Des agréments est en neuf « articles ». Dans le premier, Des agréments en général, l’auteur prévient : « Il est difficile de définir absolument le juste emplacement de chaque agrément, car chaque compositeur, sans offenser le bon goût, est libre d’introduire presque partout les agréments qu’il préfère dans ses inventions. [...] Dans cette tâche difficile, je ne vois jusqu'ici aucun prédécesseur qui m’ait précédé dans cette voie pleine d’embûches. Personne ne devra donc me tenir rigueur si je considère que, nonobstant certains cas bien déterminés, il puisse encore survenir quelques exceptions. » C’est dire, en effet, l’importance de cet Essai.

Dans les huit articles suivants, de tailles très variables, C. P. E. Bach détaille un par un des ornements précis : Des ports de voix - Des tremblements - Du doublé - Du pincé - Du port de voix double - Du coulé - Du pincé renversé - Des ornements aux points d’orgue. Au-delà des conseils techniques, il insiste systématiquement, bien sûr, sur l’expression. Écrits à une époque où les compositeurs, faisant jusque-là confiance aux habitudes de la tradition, commençaient tout juste à se préoccuper d’indiquer plus précisément comment jouer leurs œuvres, ces explications sont une mine inépuisable d’informations pour tout interprète de la musique du XVIIIe siècle.
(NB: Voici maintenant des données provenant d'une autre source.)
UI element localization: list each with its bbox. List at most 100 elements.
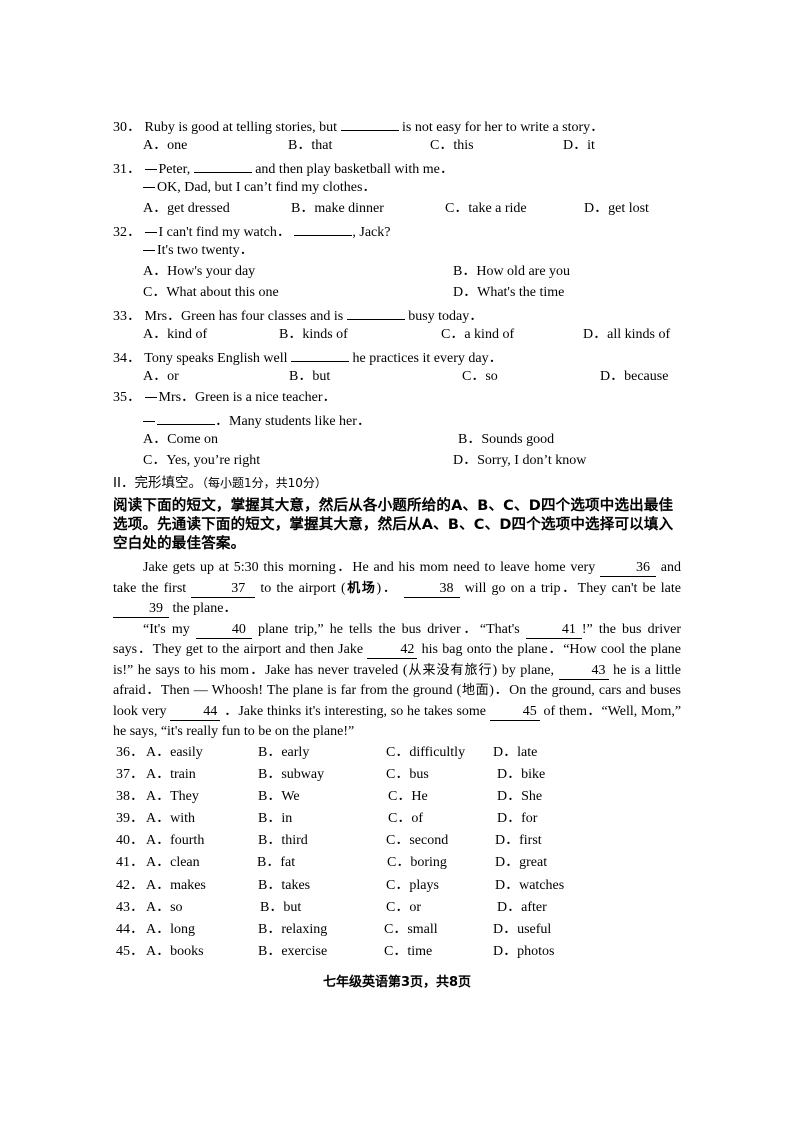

Quant au dernier chapitre, De l'exécution, il fera la joie de tous, y compris non-lecteurs de musique, car il y a peu d’extraits musicaux, mais beaucoup de considérations générales. Il commence par une phrase qui paraît aller de soi aujourd'hui : « C’est sans conteste un préjugé que de croire que la force d’un claveciniste repose sur sa seule vélocité. » Et de dire ce qu’il pense de ces « croque-notes » (dont la définition de Jean-Jacques Rousseau est reprise en bas de page : « Nom qu’on donne par dérision à ces Musiciens ineptes qui, versés dans la combinaison des Notes, & en état de rendre à livre ouvert les Compositions les plus difficiles, exécutent au surplus sans sentiment, sans expression, sans goût. ») : « L’expérience montre bien trop souvent que les croque-notes et tous ceux qui font profession de jouer vite [...] nous rendent béats d’étonnement avec leurs doigts, mais qu’ils n’offrent rien à l’âme sensible de l’auditeur. Ils surprennent l’oreille sans lui faire plaisir et étourdissent l’esprit sans le satisfaire. Je n’entends pas contester les mérites des musiciens qui savent jouer à live ouvert. C’est une faculté qui est tout à leur honneur, et je conseillerai à chacun de s’y employer au mieux. Mais un simple croque-note ne saurait revendiquer les qualités véritables de ceux qui savent remplir l’oreille plutôt que l’œil des sentiments les plus doux, et le cœur plutôt que l’oreille ; ceux qui savent entraîner l’auditeur où ils veulent. »

Pour y parvenir, voici quelques conseils glanés dans les 16 premiers points : « Quelque dextérité que l’on puisse avoir, il ne faut rien entreprendre, lorsqu'on joue en public, qu’on ne maîtrise pas complètement ; car on y est rarement aussi détendu qu’il faudrait, ni toujours de bonne humeur. » Puis, après avoir conseillé d’écouter de bons chanteurs : « C’est ainsi qu’on apprend à penser de façon chantante, et il est toujours de bon ton de commencer par se chanter à soi-même une phrase tout haut, afin d’en trouver la bonne exécution. »

Et enfin, le secret arrive : « Un musicien ne pourra jamais émouvoir sans être lui-même ému. [...] Dans les endroits doux et tristes, il doit être lui-même doux et triste. Cela se voit, cela s’entend. De même, dans les moments animés ou joyeux, et tous les autres, le musicien doit savoir se mettre dans ces états. À peine a-t-il apaisé un sentiment qu’il en éveille un autre,  et il va donc sans cesse de passion en passion. [...] Seuls ceux que leur propre insensibilité oblige à rester assis comme des statues devant leur instrument affirment qu’on peut faire tout cela sans le moindre geste. Les gestes déplaisants sont certes inconvenants et préjudiciables, mais les gestes agréables peuvent aider les auditeurs à percevoir nos intentions. »

Dans les 13 points suivants, il est surtout question de toucher et de nuances. Et les deux derniers sont consacrés aux cadences ornées, et aux variations dans les reprises.

Un ouvrage incontournable pour tous les instrumentistes, et pas seulement les claviéristes, qui se veulent un tant soit peu historiquement informés lorsqu’ils jouent la musique du XVIIIe siècle.